Po co są artyści?
Badyl w mrowisko
0000-00-00 00:00:00
liczba odsłon: 4754
Pewna pani stwierdziła, że Wisława Szymborska kojarzy jej się z Noblem, ale nie z Polską, nie z polską wierzbą ani polską przyrodą i historią. Bo - zdaniem tej pani - poeta ma swoje obowiązki wobec kraju i narodu.
A mnie ten wywód „zaleciał peerelem” z jego ideologizacją kultury; kreowaniem „słusznych” kierunków i promocją „właściwych” artystów… Brrr..

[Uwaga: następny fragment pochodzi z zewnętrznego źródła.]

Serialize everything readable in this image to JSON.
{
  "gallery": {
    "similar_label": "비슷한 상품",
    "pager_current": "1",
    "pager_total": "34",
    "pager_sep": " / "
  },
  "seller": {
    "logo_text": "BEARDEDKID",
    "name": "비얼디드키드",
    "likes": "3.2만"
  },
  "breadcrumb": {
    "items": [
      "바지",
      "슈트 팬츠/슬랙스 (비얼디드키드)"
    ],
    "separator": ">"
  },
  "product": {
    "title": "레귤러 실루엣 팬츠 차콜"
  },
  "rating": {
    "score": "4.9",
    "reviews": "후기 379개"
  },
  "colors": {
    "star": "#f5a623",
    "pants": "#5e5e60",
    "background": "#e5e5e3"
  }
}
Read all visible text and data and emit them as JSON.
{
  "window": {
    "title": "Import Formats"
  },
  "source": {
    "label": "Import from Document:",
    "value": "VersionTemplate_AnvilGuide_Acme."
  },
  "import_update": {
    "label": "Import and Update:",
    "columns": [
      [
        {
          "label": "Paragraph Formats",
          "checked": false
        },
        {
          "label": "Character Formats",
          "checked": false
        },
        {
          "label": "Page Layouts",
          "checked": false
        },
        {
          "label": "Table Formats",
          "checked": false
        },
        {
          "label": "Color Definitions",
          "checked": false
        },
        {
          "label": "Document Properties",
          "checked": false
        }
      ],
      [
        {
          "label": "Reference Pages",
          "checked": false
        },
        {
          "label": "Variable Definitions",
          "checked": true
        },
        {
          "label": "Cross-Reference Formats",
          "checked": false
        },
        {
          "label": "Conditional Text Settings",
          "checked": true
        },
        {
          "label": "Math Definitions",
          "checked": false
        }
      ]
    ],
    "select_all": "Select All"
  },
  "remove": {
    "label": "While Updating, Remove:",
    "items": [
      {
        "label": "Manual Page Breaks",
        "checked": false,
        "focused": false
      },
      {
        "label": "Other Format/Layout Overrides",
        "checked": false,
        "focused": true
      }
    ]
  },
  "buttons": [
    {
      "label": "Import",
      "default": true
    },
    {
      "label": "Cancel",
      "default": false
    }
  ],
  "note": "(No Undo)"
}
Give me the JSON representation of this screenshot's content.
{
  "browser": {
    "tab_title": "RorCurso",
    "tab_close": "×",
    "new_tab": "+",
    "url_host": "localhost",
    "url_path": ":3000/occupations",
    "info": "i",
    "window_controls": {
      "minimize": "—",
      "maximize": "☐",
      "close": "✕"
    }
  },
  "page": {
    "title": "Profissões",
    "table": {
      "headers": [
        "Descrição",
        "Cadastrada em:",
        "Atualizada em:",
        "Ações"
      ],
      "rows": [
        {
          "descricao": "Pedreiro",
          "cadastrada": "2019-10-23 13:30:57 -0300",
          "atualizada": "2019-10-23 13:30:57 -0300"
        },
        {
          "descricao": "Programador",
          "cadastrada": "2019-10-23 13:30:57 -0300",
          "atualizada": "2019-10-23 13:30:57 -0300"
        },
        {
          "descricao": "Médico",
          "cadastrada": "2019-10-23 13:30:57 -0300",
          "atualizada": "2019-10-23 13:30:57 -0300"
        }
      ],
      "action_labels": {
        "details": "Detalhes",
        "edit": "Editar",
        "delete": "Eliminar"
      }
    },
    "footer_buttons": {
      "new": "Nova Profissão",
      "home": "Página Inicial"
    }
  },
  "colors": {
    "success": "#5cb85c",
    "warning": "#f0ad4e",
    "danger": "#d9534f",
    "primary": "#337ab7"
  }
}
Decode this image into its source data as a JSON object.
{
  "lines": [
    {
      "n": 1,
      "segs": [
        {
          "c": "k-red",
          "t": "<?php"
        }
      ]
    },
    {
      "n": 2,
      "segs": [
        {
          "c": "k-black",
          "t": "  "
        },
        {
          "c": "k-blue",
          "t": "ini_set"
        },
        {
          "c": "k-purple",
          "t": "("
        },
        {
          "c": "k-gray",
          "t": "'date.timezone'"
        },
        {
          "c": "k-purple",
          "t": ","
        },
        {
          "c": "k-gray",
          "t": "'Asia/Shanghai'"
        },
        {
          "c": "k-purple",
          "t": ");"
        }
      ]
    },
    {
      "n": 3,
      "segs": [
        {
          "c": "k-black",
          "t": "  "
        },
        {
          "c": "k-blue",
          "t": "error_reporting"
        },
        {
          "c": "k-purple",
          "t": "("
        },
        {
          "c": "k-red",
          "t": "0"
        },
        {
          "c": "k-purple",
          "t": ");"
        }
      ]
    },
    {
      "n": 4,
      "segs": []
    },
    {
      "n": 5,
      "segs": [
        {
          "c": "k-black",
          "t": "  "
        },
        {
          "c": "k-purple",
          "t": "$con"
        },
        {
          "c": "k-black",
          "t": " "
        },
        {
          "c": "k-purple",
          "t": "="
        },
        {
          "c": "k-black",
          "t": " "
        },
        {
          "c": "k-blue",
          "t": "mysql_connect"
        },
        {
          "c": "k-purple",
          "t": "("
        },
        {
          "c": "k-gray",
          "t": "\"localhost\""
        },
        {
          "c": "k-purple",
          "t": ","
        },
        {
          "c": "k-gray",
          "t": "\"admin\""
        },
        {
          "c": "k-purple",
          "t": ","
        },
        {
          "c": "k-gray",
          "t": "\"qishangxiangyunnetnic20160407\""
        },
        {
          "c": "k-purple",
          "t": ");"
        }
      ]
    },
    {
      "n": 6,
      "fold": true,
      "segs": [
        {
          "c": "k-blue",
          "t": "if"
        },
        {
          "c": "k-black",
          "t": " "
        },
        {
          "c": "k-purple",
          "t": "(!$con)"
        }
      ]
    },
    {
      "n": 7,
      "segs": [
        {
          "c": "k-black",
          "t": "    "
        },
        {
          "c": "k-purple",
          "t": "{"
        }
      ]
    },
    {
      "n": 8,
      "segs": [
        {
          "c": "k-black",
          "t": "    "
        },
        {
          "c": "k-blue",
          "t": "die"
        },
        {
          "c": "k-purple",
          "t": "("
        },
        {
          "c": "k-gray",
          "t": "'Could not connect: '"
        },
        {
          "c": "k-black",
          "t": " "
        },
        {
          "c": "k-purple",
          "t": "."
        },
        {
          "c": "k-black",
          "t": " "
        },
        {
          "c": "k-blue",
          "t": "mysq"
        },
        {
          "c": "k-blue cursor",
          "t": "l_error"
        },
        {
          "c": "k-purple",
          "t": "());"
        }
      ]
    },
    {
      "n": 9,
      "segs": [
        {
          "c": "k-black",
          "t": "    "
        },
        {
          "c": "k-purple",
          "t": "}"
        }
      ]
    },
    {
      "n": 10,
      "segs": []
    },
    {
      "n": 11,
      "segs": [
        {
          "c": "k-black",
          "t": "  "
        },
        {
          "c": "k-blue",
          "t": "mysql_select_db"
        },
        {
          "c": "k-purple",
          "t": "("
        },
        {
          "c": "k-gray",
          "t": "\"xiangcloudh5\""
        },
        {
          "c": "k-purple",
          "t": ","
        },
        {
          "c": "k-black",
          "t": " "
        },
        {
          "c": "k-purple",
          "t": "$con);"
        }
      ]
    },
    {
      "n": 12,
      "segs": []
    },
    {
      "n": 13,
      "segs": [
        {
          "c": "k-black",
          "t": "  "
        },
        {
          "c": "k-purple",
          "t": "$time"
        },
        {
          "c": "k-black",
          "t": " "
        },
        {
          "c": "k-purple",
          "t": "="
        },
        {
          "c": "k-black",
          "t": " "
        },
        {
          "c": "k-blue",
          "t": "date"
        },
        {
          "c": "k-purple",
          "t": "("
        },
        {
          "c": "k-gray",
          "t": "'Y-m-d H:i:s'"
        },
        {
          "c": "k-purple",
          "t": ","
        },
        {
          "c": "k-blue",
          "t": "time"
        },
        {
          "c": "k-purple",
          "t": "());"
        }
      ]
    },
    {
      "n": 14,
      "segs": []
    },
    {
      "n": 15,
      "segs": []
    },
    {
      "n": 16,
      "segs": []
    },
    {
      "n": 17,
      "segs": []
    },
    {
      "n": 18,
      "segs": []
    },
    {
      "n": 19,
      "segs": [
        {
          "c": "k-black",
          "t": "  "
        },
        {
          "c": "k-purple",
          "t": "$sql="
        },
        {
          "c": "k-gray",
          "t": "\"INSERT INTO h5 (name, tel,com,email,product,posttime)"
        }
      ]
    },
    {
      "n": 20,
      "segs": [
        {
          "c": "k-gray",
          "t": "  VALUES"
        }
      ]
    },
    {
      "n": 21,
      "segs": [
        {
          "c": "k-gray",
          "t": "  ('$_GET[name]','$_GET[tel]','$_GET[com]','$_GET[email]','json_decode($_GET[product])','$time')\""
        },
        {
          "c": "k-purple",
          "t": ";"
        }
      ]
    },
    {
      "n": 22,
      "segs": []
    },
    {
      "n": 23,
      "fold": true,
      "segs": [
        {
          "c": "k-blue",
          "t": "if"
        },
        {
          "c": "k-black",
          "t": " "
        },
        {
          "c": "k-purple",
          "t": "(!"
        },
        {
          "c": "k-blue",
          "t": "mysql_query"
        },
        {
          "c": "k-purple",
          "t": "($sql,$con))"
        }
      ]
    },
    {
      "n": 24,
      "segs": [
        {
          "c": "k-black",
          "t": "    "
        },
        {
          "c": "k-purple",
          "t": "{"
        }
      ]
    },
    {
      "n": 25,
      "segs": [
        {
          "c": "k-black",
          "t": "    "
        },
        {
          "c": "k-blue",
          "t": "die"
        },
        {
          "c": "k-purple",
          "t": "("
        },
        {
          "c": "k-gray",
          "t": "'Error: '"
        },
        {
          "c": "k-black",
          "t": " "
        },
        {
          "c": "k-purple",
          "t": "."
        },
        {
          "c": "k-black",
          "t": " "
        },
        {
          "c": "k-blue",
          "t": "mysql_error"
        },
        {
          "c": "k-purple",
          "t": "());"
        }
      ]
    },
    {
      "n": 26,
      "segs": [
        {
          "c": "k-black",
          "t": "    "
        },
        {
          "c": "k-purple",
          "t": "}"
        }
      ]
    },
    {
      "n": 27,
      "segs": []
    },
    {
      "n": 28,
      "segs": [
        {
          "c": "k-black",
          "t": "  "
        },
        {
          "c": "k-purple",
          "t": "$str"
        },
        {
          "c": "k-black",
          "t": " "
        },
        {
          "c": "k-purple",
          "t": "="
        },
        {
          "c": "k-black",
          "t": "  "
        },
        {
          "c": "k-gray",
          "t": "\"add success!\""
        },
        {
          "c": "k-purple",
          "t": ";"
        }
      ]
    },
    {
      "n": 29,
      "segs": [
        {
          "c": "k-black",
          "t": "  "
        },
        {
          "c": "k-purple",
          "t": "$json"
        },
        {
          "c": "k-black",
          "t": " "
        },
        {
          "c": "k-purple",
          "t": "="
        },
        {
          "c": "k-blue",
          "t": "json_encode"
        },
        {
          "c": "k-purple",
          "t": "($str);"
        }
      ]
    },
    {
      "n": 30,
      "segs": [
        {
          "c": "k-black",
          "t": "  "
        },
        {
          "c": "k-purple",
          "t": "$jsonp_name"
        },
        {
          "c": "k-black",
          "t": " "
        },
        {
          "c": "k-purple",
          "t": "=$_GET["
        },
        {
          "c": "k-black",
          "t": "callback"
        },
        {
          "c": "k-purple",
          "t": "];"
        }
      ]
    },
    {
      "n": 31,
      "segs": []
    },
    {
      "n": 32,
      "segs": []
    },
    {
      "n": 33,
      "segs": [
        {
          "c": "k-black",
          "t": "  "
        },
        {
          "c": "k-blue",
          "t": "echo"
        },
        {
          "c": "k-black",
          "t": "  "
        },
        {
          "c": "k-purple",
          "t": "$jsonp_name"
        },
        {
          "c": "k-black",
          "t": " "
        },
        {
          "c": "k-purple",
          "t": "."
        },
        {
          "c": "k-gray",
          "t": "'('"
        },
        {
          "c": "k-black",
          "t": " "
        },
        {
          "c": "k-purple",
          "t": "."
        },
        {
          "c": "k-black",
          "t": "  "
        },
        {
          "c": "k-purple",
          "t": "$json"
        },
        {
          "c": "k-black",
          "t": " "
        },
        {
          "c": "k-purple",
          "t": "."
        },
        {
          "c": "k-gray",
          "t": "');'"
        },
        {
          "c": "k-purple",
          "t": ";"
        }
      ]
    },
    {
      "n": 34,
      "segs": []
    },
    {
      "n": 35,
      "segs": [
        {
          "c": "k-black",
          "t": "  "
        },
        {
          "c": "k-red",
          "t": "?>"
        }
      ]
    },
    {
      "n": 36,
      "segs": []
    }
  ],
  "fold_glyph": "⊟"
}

Każdy ma prawo mieć osobiste oczekiwania wobec artystów. Może lubić, lub nie, styl gry tego czy innego aktora. Może czuć dreszcz emocji, oglądając konkretną rzeźbę, obraz lub instalację artystyczną. Może wreszcie doznawać ekstaz, czytając powieść lub wiersz, gdy ktoś inny przy ich lekturze odczuje znudzenie albo niesmak…
I są to zachowania prawidłowe, wręcz pożądane. O to w sztuce chodzi – o budzenie emocji. Bo sztuka „nie jest od tego”, żeby podobała się wszystkim. A skąd!
Ale też artyści nie są od tego, aby komukolwiek i czemukolwiek „służyć”, czy „towarzyszyć” procesom społecznym albo politycznym. Są od tworzenia, od kontaktowania się ze światem we właściwy sobie sposób. Opisują otoczenie, jak je odbierają, a efekty tych duchowych przetworzeń przedstawiają nam: słuchaczom, widzom i czytelnikom… Ich sztuka może do nas trafiać lub nie…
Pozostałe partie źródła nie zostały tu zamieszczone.